Texas Prepares for Toyota to Move In
While California officials continue to lick their wounds, Texas is looking forward to the gradual move of Toyota’s North American headquarters from Torrance, Calif., to the Dallas-Ft. Worth area over the next few years.
And while Texas does face some general challenges in assimilating its recent and continuing population surge — due to a persistent drought there, among other things — economic-development experts foresee little difficulty for the robust economy of the Lone Star State in digesting Toyota’s move, the people who will come with it, and the development demands of housing and schooling the families of the 4,000 white-collar employees Toyota eventually is expected to employ there.

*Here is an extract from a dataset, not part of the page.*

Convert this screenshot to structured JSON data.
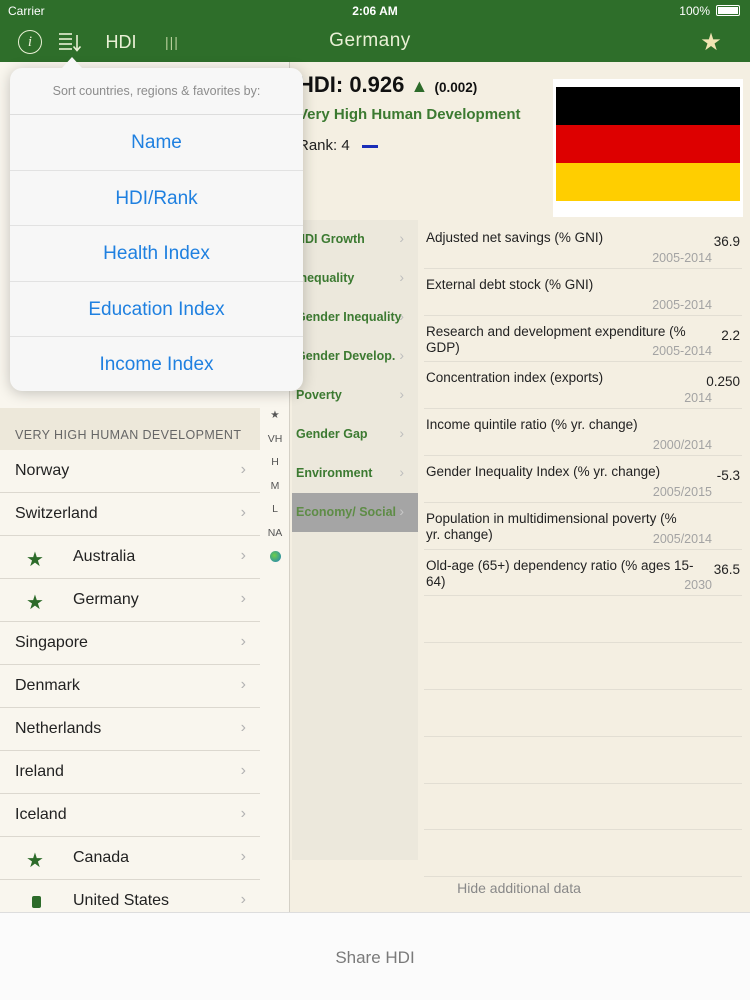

Toyota’s move to Texas is a high-profile relocation, but Texas has been used to adding — and filling — new jobs at a superlative pace. The state added more than 1.9 million new jobs over the period from December 1999 to April 2014, more than 35 percent of the entire nation’s total for that 15-year period, noted Michael Cox, an economics professor at Southern Methodist University in Dallas. And Texas had an unemployment rate of just 5.1 percent in May, 16th-lowest in the United States.
Meanwhile, Cox noted, Texas’s median wages are 28th-highest in the nation; and they rank 8th-highest after adjusting for taxes and prices. Texas schools rank 3rd, he said, after adjusting for variations in student demographics, a raw statistic which places Texas 28th in the nation.
“We’re able to accomplish all this and more because the business environment in our state is largely competitive, and free markets solve problems,” Cox told me. “Texas is a meritocracy, where incentives still work to produce good results.”